On Fri, May 17, 2013 at 12:45:29PM +0200, Paolo Pisati wrote:
> While exercising swift on a single node 32bit armhf system running a 3.5 kernel,
> i got this when i hit ~25% of fs space usage:
> 
> dmesg:
> ...
> [ 3037.399406] vmap allocation for size 2097152 failed: use vmalloc=<size> to increase size.
> [ 3037.399442] vmap allocation for size 2097152 failed: use vmalloc=<size> to increase size.
> [ 3037.399469] vmap allocation for size 2097152 failed: use vmalloc=<size> to increase size.
> [ 3037.399485] XFS (sda5): xfs_buf_get: failed to map pages
> [ 3037.399485]
> [ 3037.399501] XFS (sda5): Internal error xfs_trans_cancel at line 1466 of file /build/buildd/linux-3.5.0/fs/xfs/xfs_trans.c.
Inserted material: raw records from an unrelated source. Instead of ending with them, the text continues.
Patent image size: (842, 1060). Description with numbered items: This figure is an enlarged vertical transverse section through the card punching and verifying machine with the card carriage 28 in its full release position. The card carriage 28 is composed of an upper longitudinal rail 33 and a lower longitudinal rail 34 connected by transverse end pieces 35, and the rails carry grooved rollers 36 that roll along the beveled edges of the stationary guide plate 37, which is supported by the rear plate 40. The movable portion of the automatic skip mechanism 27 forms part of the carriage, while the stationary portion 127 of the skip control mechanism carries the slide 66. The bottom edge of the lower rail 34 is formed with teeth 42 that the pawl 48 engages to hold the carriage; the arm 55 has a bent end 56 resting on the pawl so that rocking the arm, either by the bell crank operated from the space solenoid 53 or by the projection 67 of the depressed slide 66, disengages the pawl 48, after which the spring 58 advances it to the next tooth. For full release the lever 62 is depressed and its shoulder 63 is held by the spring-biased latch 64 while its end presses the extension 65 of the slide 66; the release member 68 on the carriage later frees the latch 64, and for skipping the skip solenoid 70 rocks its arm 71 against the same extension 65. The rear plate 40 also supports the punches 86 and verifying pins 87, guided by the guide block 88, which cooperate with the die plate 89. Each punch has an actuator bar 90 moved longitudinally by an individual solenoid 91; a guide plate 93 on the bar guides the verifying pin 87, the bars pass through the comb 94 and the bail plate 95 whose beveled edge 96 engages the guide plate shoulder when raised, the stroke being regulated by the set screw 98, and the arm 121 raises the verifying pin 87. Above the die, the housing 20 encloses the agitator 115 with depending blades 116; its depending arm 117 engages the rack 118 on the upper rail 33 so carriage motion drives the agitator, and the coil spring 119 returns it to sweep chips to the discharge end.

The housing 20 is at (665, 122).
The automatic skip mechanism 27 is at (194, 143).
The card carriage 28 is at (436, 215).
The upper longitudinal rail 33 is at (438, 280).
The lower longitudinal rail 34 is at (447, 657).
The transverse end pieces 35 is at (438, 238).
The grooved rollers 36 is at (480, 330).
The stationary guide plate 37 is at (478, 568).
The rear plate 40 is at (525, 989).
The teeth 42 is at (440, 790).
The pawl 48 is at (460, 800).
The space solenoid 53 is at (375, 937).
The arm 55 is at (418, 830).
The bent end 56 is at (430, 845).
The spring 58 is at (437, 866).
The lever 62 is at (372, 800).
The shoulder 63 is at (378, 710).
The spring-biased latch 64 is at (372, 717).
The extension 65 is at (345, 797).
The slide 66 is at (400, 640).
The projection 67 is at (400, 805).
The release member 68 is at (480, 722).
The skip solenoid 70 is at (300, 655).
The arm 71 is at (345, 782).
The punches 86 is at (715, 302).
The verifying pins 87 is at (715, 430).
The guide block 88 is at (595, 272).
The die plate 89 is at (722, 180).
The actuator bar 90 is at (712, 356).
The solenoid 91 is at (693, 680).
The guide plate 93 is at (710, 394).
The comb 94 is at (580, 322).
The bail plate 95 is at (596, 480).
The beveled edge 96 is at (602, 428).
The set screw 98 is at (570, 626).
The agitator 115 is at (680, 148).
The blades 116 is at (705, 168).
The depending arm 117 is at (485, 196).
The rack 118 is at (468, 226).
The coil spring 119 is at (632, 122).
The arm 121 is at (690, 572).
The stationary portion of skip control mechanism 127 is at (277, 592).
Caller 0xbf0235e0
> [ 3037.399501]
> [ 3037.413789] [<c00164cc>] (unwind_backtrace+0x0/0x104) from [<c04ed624>] (dump_stack+0x20/0x24)
> [ 3037.413985] [<c04ed624>] (dump_stack+0x20/0x24) from [<bf01091c>] (xfs_error_report+0x60/0x6c [xfs])
> [ 3037.414321] [<bf01091c>] (xfs_error_report+0x60/0x6c [xfs]) from [<bf0633f8>] (xfs_trans_cancel+0xfc/0x11c [xfs])
> [ 3037.414654] [<bf0633f8>] (xfs_trans_cancel+0xfc/0x11c [xfs]) from [<bf0235e0>] (xfs_create+0x228/0x558 [xfs])
> [ 3037.414953] [<bf0235e0>] (xfs_create+0x228/0x558 [xfs]) from [<bf01a7cc>] (xfs_vn_mknod+0x9c/0x180 [xfs])
> [ 3037.415239] [<bf01a7cc>] (xfs_vn_mknod+0x9c/0x180 [xfs]) from [<bf01a8d0>] (xfs_vn_mkdir+0x20/0x24 [xfs])
> [ 3037.415393] [<bf01a8d0>] (xfs_vn_mkdir+0x20/0x24 [xfs]) from [<c0135758>] (vfs_mkdir+0xc4/0x13c)
> [ 3037.415410] [<c0135758>] (vfs_mkdir+0xc4/0x13c) from [<c013884c>] (sys_mkdirat+0xdc/0xe4)
> [ 3037.415422] [<c013884c>] (sys_mkdirat+0xdc/0xe4) from [<c0138878>] (sys_mkdir+0x24/0x28)
> [ 3037.415437] [<c0138878>] (sys_mkdir+0x24/0x28) from [<c000e320>] (ret_fast_syscall+0x0/0x30)
> [ 3037.415452] XFS (sda5): xfs_do_force_shutdown(0x8) called from line 1467 of file /build/buildd/linux-3.5.0/fs/xfs/xfs_trans.c. Return address = 0xbf06340c
> [ 3037.416892] XFS (sda5): Corruption of in-memory data detected. Shutting down filesystem
> [ 3037.425008] XFS (sda5): Please umount the filesystem and rectify the problem(s)
> [ 3047.912480] XFS (sda5): xfs_log_force: error 5 returned.

Hi Paolo,

You've already contacted me off list about this and pointed me to
this:

https://bugs.launchpad.net/ubuntu/+source/linux/+bug/1176977

which contains information that everyone looking at the problem
should know. Also, any progress on testing the backported fix
mentioned in the bug?

> and while i didn't hit the warning above, still after ~25% of
> usage, the storage node died with:
>
> May 17 06:26:00 c13 container-server ERROR __call__ error with PUT /sdb1/123172/AUTH_test/3b3d078015304a41b76b0ab083b7863a_5 : [Errno 28] No space
> left on device: '/srv/1/node/sdb1/containers/123172' (txn: tx8ea3ce392ee94df096b16-00519605b0)

You're testing swift benchmark which is probably a small file
workload with large attributes attached.  It's a good chance that
the workload is fragmenting free space because swift is doing bad
things to allocation patterns.  It's almost certainly exacerbated by
the tiny filesystem you are using (1.5GB), but you can probably work
around this problem for now with allocsize=4096.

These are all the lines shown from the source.